Charles Leclerc led a Ferrari one-two in second practice at the Canadian Grand Prix after Lewis Hamilton crashed his Mercedes.
Leclerc and team-mate Sebastian Vettel, who had been lagging behind the Mercedes, leapt to the top of the times on their qualifying simulation runs.
Leclerc edged Vettel by 0.074 seconds, after improving on his second attempt.
Mercedes’ Valtteri Bottas was 0.134secs adrift in third place. Hamilton ended up sixth after the crash curtailed his running.
The world champion had been quickest when he lost control in the chicane at Turns Eight and Nine, losing the rear and clouting the concrete wall on the outside of the track.
He managed to return to the pits despite a punctured tyre but the incident damaged his car’s floor. Mercedes changed the rear end of the car as a precaution and he was unable to take any further part in the session.

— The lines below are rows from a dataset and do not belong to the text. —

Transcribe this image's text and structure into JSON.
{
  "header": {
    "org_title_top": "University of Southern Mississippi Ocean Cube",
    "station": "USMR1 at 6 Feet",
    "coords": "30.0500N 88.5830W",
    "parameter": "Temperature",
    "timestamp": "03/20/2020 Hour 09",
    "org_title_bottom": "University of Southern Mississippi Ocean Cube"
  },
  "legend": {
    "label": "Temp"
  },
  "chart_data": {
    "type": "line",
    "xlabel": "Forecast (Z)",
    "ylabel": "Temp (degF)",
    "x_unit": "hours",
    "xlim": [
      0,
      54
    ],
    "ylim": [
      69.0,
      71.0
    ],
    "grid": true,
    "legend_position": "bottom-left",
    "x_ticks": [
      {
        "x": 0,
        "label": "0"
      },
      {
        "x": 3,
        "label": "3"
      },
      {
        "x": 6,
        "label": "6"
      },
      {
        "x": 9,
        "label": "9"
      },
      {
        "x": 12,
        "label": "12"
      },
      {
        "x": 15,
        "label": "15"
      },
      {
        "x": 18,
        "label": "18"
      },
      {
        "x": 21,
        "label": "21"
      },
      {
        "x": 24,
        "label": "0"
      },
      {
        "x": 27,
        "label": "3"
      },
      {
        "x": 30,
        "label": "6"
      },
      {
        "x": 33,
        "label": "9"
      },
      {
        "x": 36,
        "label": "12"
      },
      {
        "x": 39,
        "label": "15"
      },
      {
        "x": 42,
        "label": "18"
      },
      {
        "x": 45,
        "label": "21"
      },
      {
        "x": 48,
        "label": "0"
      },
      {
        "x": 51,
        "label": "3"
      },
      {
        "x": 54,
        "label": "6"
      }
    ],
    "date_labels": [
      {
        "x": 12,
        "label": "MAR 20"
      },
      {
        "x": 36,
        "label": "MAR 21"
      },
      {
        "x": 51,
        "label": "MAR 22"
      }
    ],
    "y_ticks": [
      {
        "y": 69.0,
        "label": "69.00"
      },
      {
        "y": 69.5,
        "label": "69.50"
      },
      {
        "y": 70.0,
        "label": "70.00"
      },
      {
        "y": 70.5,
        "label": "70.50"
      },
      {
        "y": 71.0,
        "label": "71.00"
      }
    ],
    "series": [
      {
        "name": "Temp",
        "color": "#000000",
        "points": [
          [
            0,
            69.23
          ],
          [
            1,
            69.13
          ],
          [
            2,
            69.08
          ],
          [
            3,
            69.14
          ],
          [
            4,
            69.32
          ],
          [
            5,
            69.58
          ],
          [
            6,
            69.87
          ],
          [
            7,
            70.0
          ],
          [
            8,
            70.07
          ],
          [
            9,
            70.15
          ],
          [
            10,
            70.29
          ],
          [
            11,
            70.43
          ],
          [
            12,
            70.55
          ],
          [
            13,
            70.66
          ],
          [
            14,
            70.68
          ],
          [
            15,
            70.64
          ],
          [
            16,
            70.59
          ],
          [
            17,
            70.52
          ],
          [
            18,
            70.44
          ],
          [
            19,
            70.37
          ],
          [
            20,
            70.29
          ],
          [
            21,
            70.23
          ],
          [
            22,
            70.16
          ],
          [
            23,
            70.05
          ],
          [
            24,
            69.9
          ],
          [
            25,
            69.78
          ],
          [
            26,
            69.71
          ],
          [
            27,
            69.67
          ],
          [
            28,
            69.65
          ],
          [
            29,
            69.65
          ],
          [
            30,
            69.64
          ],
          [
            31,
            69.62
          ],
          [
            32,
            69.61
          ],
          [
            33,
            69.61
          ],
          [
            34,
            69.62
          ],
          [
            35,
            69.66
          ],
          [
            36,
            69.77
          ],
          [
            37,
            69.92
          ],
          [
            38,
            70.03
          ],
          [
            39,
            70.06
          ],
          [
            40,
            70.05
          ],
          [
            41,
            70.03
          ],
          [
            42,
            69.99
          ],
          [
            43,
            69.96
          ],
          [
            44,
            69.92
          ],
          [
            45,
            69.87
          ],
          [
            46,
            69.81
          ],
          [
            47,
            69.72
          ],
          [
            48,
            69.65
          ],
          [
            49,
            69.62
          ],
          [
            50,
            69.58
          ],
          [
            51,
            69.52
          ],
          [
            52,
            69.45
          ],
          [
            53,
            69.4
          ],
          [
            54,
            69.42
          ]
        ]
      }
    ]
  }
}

Ferrari had looked off the pace throughout first practice and through the first runs of the second session, lagging a second or so behind the Mercedes.
But Vettel went fastest on his first lap on low fuel and soft tyres midway through the session. The four-time champion was just just over 0.1secs quicker than Leclerc after their first laps, but the Monegasque improved on his second while Vettel could only repeat his first lap time.
Mercedes have won all the first six races but Ferrari were expected to be more competitive in Canada because the tracks layout – compromised of long straights and slow corners plays to the strengths of their car.
In that sense, it is similar to Bahrain and Azerbaijan, both of which Ferrari could have won if they had not run into problems of one kind or another.
Red Bull’s Max Verstappen, who had been close behind the Ferraris earlier in the session, clipped the wall in the final chicane on his fastest lap, as he lost front grip close behind his team-mate Pierre Gasly. The Dutchman ended up 13th, one place ahead of the Frenchman.
McLaren’s Carlos Sainz was a highly impressive fourth quickest, just 0.376secs off the pace and 0.382secs ahead of the Haas of Kevin Magnussen in fifth.
Sainz’s team-mate, the British rookie Lando Norris, was 11th.
Sainz’s strong progress continued on his race-simulation run, which was considerably quicker than Vettel’s on the same soft tyre, although all drivers were struggling with overheating and the tyres were losing pace very quickly.
But it was Bottas who set the pace in race time. His long run on the soft was just over 0.6secs quicker on average than Sainz, as the drivers and teams struggled to understand how the tyres will behave in race conditions.
Behind Hamilton, Racing Point’s Sergio Perez was seventh, ahead of the Renaults of Daniel Ricciardo and Nico Hulkenberg and Perez’s team-mate Lance Stroll.
Less than a second covered the top 10 cars – and less than two the top 17.
The other British driver George Russell was 19th, his Williams team well off the back of the field as usual Russell just under 0.3secs quicker than team-mate Robert Kubica, who did not take part in the first session as his car was being used by reserve driver Nicholas Latifi.